Throughout all of this, mind you, Moodysson is not attempting to present his characters as blinded people who need a good lesson: he is at all points quite generous towards them, and much likelier to sympathise with their suffering than judge their failings. And this above everything else is what separates Mammoth from Babel: he doesn’t suggest that anyone needs to learn a lesson, because they’re not bad people, they’re trying really hard to what’s right. At some point, we all figure out that we’re just not quite doing that in the most sensible way, and that’s a discovery that happens over and over again, for a number of different reasons.
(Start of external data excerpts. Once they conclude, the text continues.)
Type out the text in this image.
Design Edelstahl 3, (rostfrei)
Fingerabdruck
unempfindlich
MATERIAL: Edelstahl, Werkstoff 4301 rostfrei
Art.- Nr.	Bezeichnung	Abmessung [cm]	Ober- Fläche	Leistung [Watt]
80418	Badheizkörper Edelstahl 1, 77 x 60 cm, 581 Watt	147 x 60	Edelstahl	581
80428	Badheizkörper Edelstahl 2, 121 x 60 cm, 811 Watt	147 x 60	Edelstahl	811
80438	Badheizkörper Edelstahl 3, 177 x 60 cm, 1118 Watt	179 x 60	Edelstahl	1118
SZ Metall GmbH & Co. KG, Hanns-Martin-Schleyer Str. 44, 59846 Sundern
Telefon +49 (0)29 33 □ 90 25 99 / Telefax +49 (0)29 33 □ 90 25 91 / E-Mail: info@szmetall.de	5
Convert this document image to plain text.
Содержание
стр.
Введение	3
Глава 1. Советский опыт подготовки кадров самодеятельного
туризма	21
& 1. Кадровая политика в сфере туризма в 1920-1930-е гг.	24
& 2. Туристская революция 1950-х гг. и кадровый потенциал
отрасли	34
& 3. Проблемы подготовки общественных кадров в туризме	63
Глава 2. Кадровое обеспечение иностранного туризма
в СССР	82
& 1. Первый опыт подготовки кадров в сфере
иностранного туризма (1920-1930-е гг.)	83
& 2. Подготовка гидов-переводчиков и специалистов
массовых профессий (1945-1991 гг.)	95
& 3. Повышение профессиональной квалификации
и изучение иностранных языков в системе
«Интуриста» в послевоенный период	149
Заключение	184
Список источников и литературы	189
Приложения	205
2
All that said, the film suffers from by my count two significant flaws: first, the whole matter of Leo and Cookie has no real bearing on the rest of the film, other than to make Leo seem like a bit of a dick, and just stretches out the running time. Second, Marcel Zyskind’s cinematography is frustratingly glossy and friendly, and certainly the single element of Mammoth where it’s easiest to see that Moodysson is, indeed, tailoring his film to Americans a bit more than is tasteful. Neither of these things takes away from all the wonderful bits of character study that the film gets right, but they do hobble Mammoth as a whole, and the cinematography thing really does point out how much more middle-of-the-road the film is, even if successful, than Moodysson’s previous output.